Thursday, September 27, 2007

Uncanny X-Men #240, Inferno pt. 1


"Strike the Match: Inferno Part the First"
January 1989


Chris Claremont (writer), Marc Silvestri (penciler), Dan Green (inker), Glynis Oliver (colorist), Tom Orzechowski (letterer), Bob Harras (editor), Tom DeFalco (editor in chief)


Madelyne Pryor and Alex Summers have a midnight date at the Rainbow Room, which is ruined by a group of temperamental scientists investigating paranormal activity at the Empire State Building. When they're thrown out by the maitre d', something bizarre and seemingly fatal happens to them in the elevator, which was apparently caused by the silent command of a vindictive Madelyne. Afterwards Madelyne slips back to New York and fully assumes the mantle of the Goblin Queen on N'astirh's behalf. She shows off her new powers by turning Jean Grey's parents, who very much just happen to be in the wrong place at the wrong time, into demons. Afterwards N'astirh takes Madelyne, who wants to be led to her kidnapped son Nathan, to Sinister's “orphanage,” where she begins to piece together the truth of her origin and runs into Sinister himself, who claims to be Madelyne's “father.” Meanwhile the X-Men finally manage to track their old enemies, the Marauders, to the abandoned Morlock sewers. The inevitable battle eventually erupts into the streets of New York City, where they discover that something rather odd has happened to the city...


What's Important?

Well, on the title page itself the issue is marked as the first chapter of "Inferno", but that doesn't mean much since only issues of Uncanny X-Men are counted, despite the fact that the same core story runs through X-Factor and New Mutants. This issue also has the first appearance of Madelyne Pryor as the Goblin Queen, but that's about it.


Comments

I'm not sure what Chris Claremont originally intended to do with Madelyne Pryor and her marriage to Scott Summers/Cyclops, but I think it's safe to say that what happens in "Inferno" wasn't it. While Claremont might have had his own ideas for Madelyne, there came a bit of a problem when an editorial decree demanded that Cyclops join the other original X-Men, including his freshly resurrected love Jean Grey, in a new spinoff title, X-Factor. How could you make Cyclops join that team, with his previously dead girlfriend, without making him seem like a callous ass for leaving Madelyne? The answer apparently was reveal that Madelyne was Jean's clone the whole time (which was not the original plan), make Madelyne into a homicidal sociopath, and eventually kill her off.


Like I said, even though her costume (which is so scanty one would assume that she needs her telekinetic abilities to keep it on) is absolute cheesecake and her motivations are pure soap opera, I've always liked Madelyne Pryor, even in her 'Goblin Queen' phase. She's actually pretty well-written here, if only on Chris Claremont's side of the storyline. For the most part he succeeds in making her sympathetic, a daunting task what with her scheming to murder her own infant son as part of a plan to turn the planet into a literal Hell. Unfortunately, Louise Simonson later does her best to undermine it over in X-Factor.
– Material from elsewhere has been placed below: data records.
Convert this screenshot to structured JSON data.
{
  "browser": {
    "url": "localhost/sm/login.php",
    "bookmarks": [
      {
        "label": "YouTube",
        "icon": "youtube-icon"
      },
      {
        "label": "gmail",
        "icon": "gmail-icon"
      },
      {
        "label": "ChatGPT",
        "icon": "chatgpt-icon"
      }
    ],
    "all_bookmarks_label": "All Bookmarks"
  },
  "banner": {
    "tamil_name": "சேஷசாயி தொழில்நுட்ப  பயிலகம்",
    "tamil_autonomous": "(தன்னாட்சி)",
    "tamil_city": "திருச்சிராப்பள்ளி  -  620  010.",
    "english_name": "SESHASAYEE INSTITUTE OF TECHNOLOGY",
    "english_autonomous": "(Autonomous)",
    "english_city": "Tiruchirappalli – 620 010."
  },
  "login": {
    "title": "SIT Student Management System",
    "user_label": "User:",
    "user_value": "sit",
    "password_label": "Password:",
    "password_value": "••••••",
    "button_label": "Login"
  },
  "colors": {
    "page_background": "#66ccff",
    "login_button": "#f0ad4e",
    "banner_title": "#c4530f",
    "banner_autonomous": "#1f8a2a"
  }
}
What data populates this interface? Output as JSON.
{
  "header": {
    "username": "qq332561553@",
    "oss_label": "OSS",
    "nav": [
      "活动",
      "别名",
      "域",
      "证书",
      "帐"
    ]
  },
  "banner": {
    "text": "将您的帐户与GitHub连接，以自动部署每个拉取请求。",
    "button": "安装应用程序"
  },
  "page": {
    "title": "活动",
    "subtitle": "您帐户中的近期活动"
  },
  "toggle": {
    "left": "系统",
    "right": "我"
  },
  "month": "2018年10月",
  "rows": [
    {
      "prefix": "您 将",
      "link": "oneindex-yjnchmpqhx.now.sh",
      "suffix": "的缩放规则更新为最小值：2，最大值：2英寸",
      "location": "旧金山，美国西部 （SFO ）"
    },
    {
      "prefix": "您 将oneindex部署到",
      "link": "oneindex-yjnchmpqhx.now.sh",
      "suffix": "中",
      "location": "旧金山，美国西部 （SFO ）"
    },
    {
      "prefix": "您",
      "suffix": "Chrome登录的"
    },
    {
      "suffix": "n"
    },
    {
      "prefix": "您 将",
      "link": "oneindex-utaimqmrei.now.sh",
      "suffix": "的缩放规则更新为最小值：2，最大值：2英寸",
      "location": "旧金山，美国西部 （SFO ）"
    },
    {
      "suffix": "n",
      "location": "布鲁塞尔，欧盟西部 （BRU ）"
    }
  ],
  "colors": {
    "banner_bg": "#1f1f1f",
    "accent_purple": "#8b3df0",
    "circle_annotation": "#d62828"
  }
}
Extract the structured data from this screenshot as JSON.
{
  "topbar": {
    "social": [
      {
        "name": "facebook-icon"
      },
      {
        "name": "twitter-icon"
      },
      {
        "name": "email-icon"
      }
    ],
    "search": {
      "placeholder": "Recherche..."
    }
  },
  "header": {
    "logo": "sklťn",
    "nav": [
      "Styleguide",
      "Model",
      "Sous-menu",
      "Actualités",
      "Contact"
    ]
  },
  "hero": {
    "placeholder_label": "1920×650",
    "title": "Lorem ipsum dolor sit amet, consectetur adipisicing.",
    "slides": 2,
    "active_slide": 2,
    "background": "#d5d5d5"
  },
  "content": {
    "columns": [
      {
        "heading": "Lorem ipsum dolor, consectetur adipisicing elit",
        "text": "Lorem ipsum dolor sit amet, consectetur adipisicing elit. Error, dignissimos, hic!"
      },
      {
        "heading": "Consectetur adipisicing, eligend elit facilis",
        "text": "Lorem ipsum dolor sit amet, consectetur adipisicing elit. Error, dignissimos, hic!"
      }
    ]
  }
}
As an aside, it's interesting to see the X-Men being quite blunt about the fact that they aren't after the Marauders to stop them from future crimes or to bring them to justice, but for revenge. Claremont is probably just highlighting how traumatized the team was by the Marauders' past attacks during the “Mutant Massacre” storyline, but in a way it presages the new militant “superhero ethos” that would be shown in X-Force several years down the road.


Footnotes

Page 3, Panel 2-Page 4, Panel 5: This is foreshadowing for #244. The bungling scientists, despite all indications, survive the Inferno and, due to its effects on their physiology and equipment, become a team of super-powered mutant hunters, the M-Squad. They never become important except for being the villains in the issue that debuts Jubilee, so...well, they really were never important.


Page 14, Panel 6: The conversation between the Marauders Prism and Scrambler is a hint that when one Marauder dies, they are simply cloned a new body. More on this next issue.